= Jean d'Arces =

Jean d'Arces (1370s–1454) (called the Cardinal of Tarentaise) was a French Roman Catholic bishop and cardinal.

==Biography==

Jean d'Arces was born in Montiers, the son of a noble family. He became a licentiate in canon law. After serving as prior of the Saint-Valentin monastery in Bissy, Savoy, he succeeded his uncle Hugues d'Arces as prior of the Great St Bernard Hospice, holding that position from 1419 to 1438.

On February 28, 1438, he was elected Archbishop of Tarentaise, a post he held until his death. He took part in the Council of Florence (1431–45) as the representative of Cardinal Louis Aleman. While there, he participated in the papal conclave of November 5, 1439, where he supported the election of Antipope Felix V.

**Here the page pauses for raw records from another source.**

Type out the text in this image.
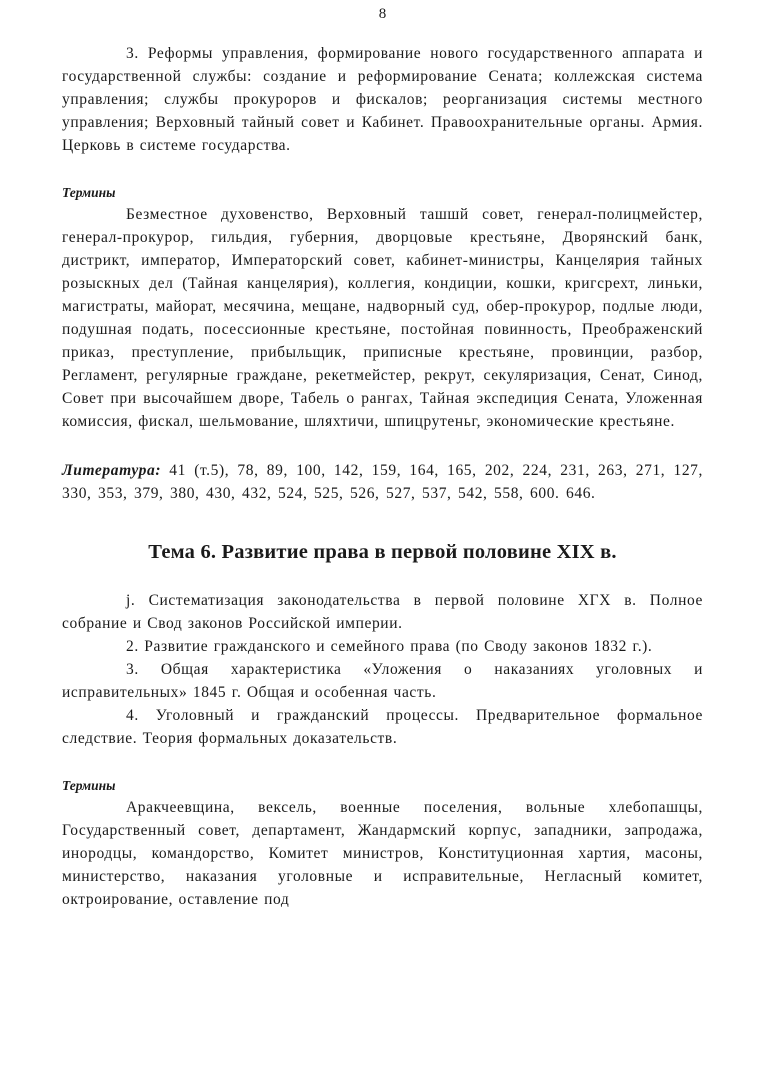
8

3. Реформы управления, формирование нового государственного аппарата и государственной службы: создание и реформирование Сената; коллежская система управления; службы прокуроров и фискалов; реорганизация системы местного управления; Верховный тайный совет и Кабинет. Правоохранительные органы. Армия. Церковь в системе государства.

Термины

Безместное духовенство, Верховный ташшй совет, генерал-полицмейстер, генерал-прокурор, гильдия, губерния, дворцовые крестьяне, Дворянский банк, дистрикт, император, Императорский совет, кабинет-министры, Канцелярия тайных розыскных дел (Тайная канцелярия), коллегия, кондиции, кошки, кригсрехт, линьки, магистраты, майорат, месячина, мещане, надворный суд, обер-прокурор, подлые люди, подушная подать, посессионные крестьяне, постойная повинность, Преображенский приказ, преступление, прибыльщик, приписные крестьяне, провинции, разбор, Регламент, регулярные граждане, рекетмейстер, рекрут, секуляризация, Сенат, Синод, Совет при высочайшем дворе, Табель о рангах, Тайная экспедиция Сената, Уложенная комиссия, фискал, шельмование, шляхтичи, шпицрутеньг, экономические крестьяне.

Литература: 41 (т.5), 78, 89, 100, 142, 159, 164, 165, 202, 224, 231, 263, 271, 127, 330, 353, 379, 380, 430, 432, 524, 525, 526, 527, 537, 542, 558, 600. 646.

Тема 6. Развитие права в первой половине XIX в.

j. Систематизация законодательства в первой половине ХГХ в. Полное собрание и Свод законов Российской империи.

2. Развитие гражданского и семейного права (по Своду законов 1832 г.).

3. Общая характеристика «Уложения о наказаниях уголовных и исправительных» 1845 г. Общая и особенная часть.

4. Уголовный и гражданский процессы. Предварительное формальное следствие. Теория формальных доказательств.

Термины

Аракчеевщина, вексель, военные поселения, вольные хлебопашцы, Государственный совет, департамент, Жандармский корпус, западники, запродажа, инородцы, командорство, Комитет министров, Конституционная хартия, масоны, министерство, наказания уголовные и исправительные, Негласный комитет, октроирование, оставление под
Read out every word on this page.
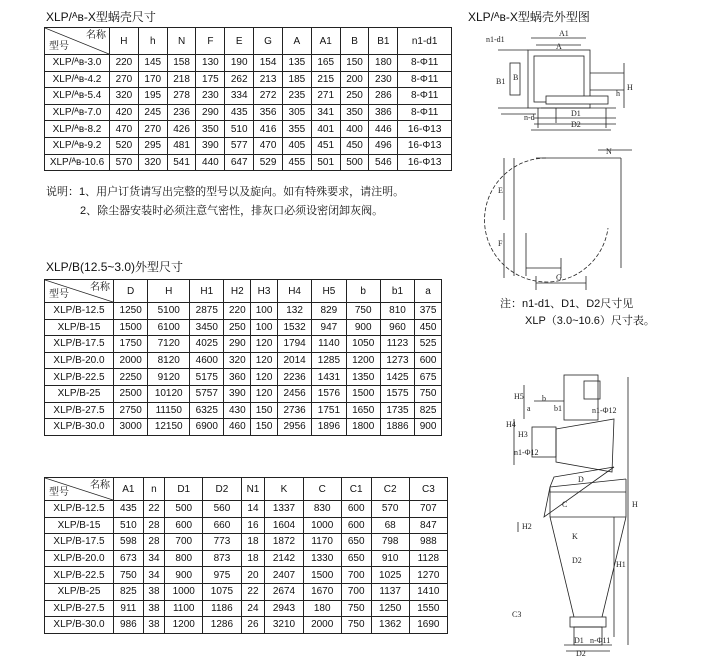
XLP/ᴬʙ-X型蜗壳尺寸
名称
型号	H	h	N	F	E	G	A	A1	B	B1	n1-d1
XLP/ᴬʙ-3.0	220	145	158	130	190	154	135	165	150	180	8-Φ11
XLP/ᴬʙ-4.2	270	170	218	175	262	213	185	215	200	230	8-Φ11
XLP/ᴬʙ-5.4	320	195	278	230	334	272	235	271	250	286	8-Φ11
XLP/ᴬʙ-7.0	420	245	236	290	435	356	305	341	350	386	8-Φ11
XLP/ᴬʙ-8.2	470	270	426	350	510	416	355	401	400	446	16-Φ13
XLP/ᴬʙ-9.2	520	295	481	390	577	470	405	451	450	496	16-Φ13
XLP/ᴬʙ-10.6	570	320	541	440	647	529	455	501	500	546	16-Φ13
说明：1、用户订货请写出完整的型号以及旋向。如有特殊要求，请注明。
2、除尘器安装时必须注意气密性，排灰口必须设密闭卸灰阀。
XLP/B(12.5~3.0)外型尺寸
名称
型号	D	H	H1	H2	H3	H4	H5	b	b1	a
XLP/B-12.5	1250	5100	2875	220	100	132	829	750	810	375
XLP/B-15	1500	6100	3450	250	100	1532	947	900	960	450
XLP/B-17.5	1750	7120	4025	290	120	1794	1140	1050	1123	525
XLP/B-20.0	2000	8120	4600	320	120	2014	1285	1200	1273	600
XLP/B-22.5	2250	9120	5175	360	120	2236	1431	1350	1425	675
XLP/B-25	2500	10120	5757	390	120	2456	1576	1500	1575	750
XLP/B-27.5	2750	11150	6325	430	150	2736	1751	1650	1735	825
XLP/B-30.0	3000	12150	6900	460	150	2956	1896	1800	1886	900
名称
型号	A1	n	D1	D2	N1	K	C	C1	C2	C3
XLP/B-12.5	435	22	500	560	14	1337	830	600	570	707
XLP/B-15	510	28	600	660	16	1604	1000	600	68	847
XLP/B-17.5	598	28	700	773	18	1872	1170	650	798	988
XLP/B-20.0	673	34	800	873	18	2142	1330	650	910	1128
XLP/B-22.5	750	34	900	975	20	2407	1500	700	1025	1270
XLP/B-25	825	38	1000	1075	22	2674	1670	700	1137	1410
XLP/B-27.5	911	38	1100	1186	24	2943	180	750	1250	1550
XLP/B-30.0	986	38	1200	1286	26	3210	2000	750	1362	1690
XLP/ᴬʙ-X型蜗壳外型图
A1
A
n1-d1
B1 B
H
h
n-d	D1
D2
N
E
F
G
注：n1-d1、D1、D2尺寸见
XLP（3.0~10.6）尺寸表。
H5
H4
b
a	b1	n1-Φ12
n1-Φ12
H3
D
H
C
H2
K
D2	H1
C3
D1
D2
n-Φ11
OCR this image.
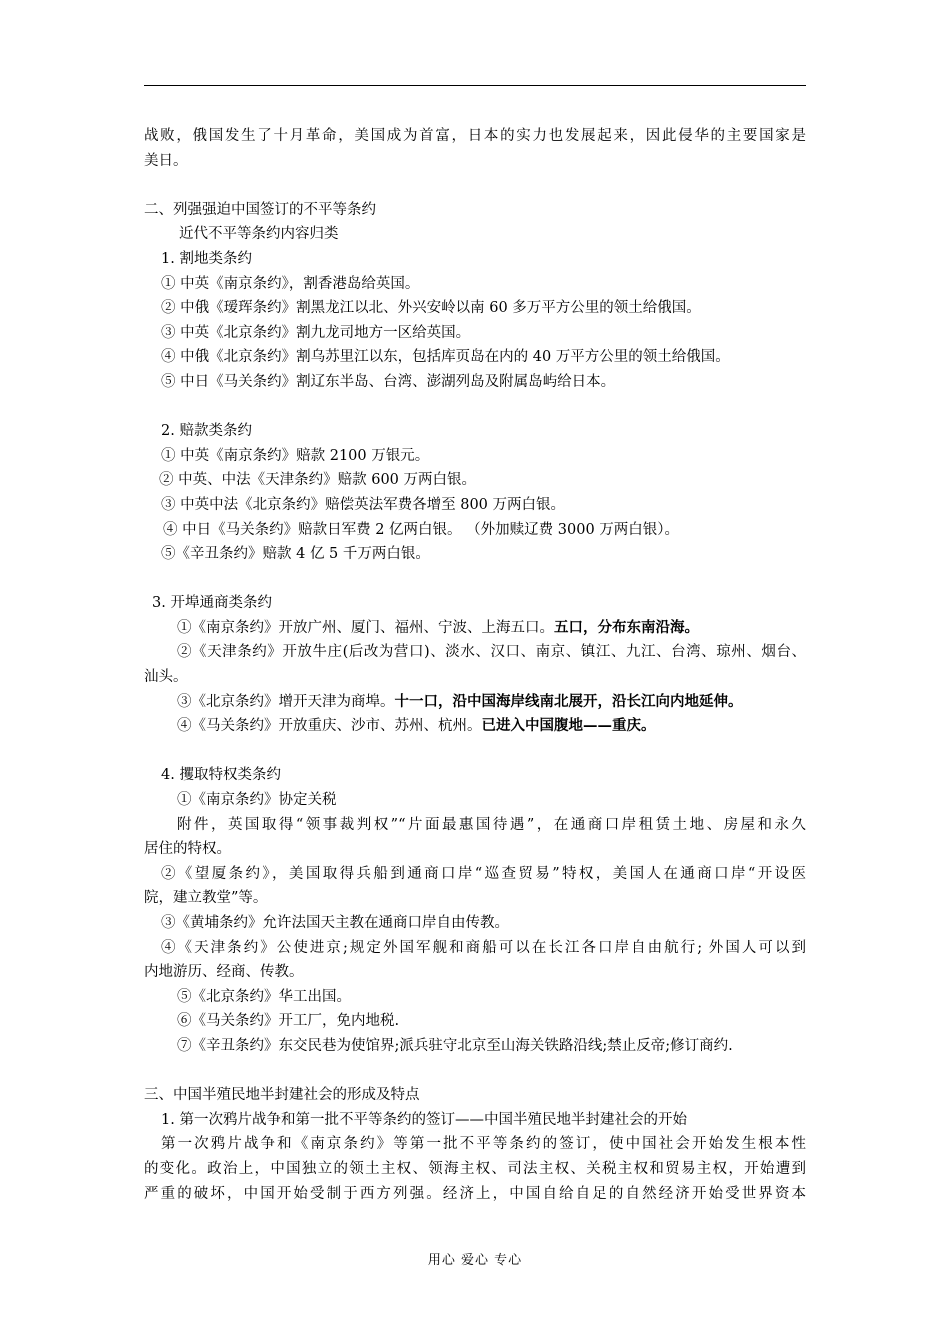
战败，俄国发生了十月革命，美国成为首富，日本的实力也发展起来，因此侵华的主要国家是
美日。
二、列强强迫中国签订的不平等条约
近代不平等条约内容归类
1. 割地类条约
① 中英《南京条约》，割香港岛给英国。
② 中俄《瑷珲条约》割黑龙江以北、外兴安岭以南 60 多万平方公里的领土给俄国。
③ 中英《北京条约》割九龙司地方一区给英国。
④ 中俄《北京条约》割乌苏里江以东，包括库页岛在内的 40 万平方公里的领土给俄国。
⑤ 中日《马关条约》割辽东半岛、台湾、澎湖列岛及附属岛屿给日本。
2. 赔款类条约
① 中英《南京条约》赔款 2100 万银元。
② 中英、中法《天津条约》赔款 600 万两白银。
③ 中英中法《北京条约》赔偿英法军费各增至 800 万两白银。
④ 中日《马关条约》赔款日军费 2 亿两白银。 （外加赎辽费 3000 万两白银）。
⑤《辛丑条约》赔款 4 亿 5 千万两白银。
3. 开埠通商类条约
①《南京条约》开放广州、厦门、福州、宁波、上海五口。五口，分布东南沿海。
②《天津条约》开放牛庄(后改为营口)、淡水、汉口、南京、镇江、九江、台湾、琼州、烟台、
汕头。
③《北京条约》增开天津为商埠。十一口，沿中国海岸线南北展开，沿长江向内地延伸。
④《马关条约》开放重庆、沙市、苏州、杭州。已进入中国腹地——重庆。
4. 攫取特权类条约
①《南京条约》协定关税
附件，英国取得“领事裁判权”“片面最惠国待遇”，在通商口岸租赁土地、房屋和永久
居住的特权。
②《望厦条约》，美国取得兵船到通商口岸“巡查贸易”特权，美国人在通商口岸“开设医
院，建立教堂”等。
③《黄埔条约》允许法国天主教在通商口岸自由传教。
④《天津条约》公使进京;规定外国军舰和商船可以在长江各口岸自由航行; 外国人可以到
内地游历、经商、传教。
⑤《北京条约》华工出国。
⑥《马关条约》开工厂，免内地税.
⑦《辛丑条约》东交民巷为使馆界;派兵驻守北京至山海关铁路沿线;禁止反帝;修订商约.
三、中国半殖民地半封建社会的形成及特点
1. 第一次鸦片战争和第一批不平等条约的签订——中国半殖民地半封建社会的开始
第一次鸦片战争和《南京条约》等第一批不平等条约的签订，使中国社会开始发生根本性
的变化。政治上，中国独立的领土主权、领海主权、司法主权、关税主权和贸易主权，开始遭到
严重的破坏，中国开始受制于西方列强。经济上，中国自给自足的自然经济开始受世界资本
用心 爱心 专心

Antipope Felix V created him a pseudocardinal in Geneva on April 6, 1444, awarding him the titular church of Santi Nereo e Achilleo. He later submitted to Pope Nicholas V and was absolved for having supported Felix. Pope Nicholas V made him a cardinal in the consistory of December 19, 1449, confirming his possession of Santi Nereo e Achilleo the next day.

He died in Montiers on December 12, 1454. He is buried in Montiers.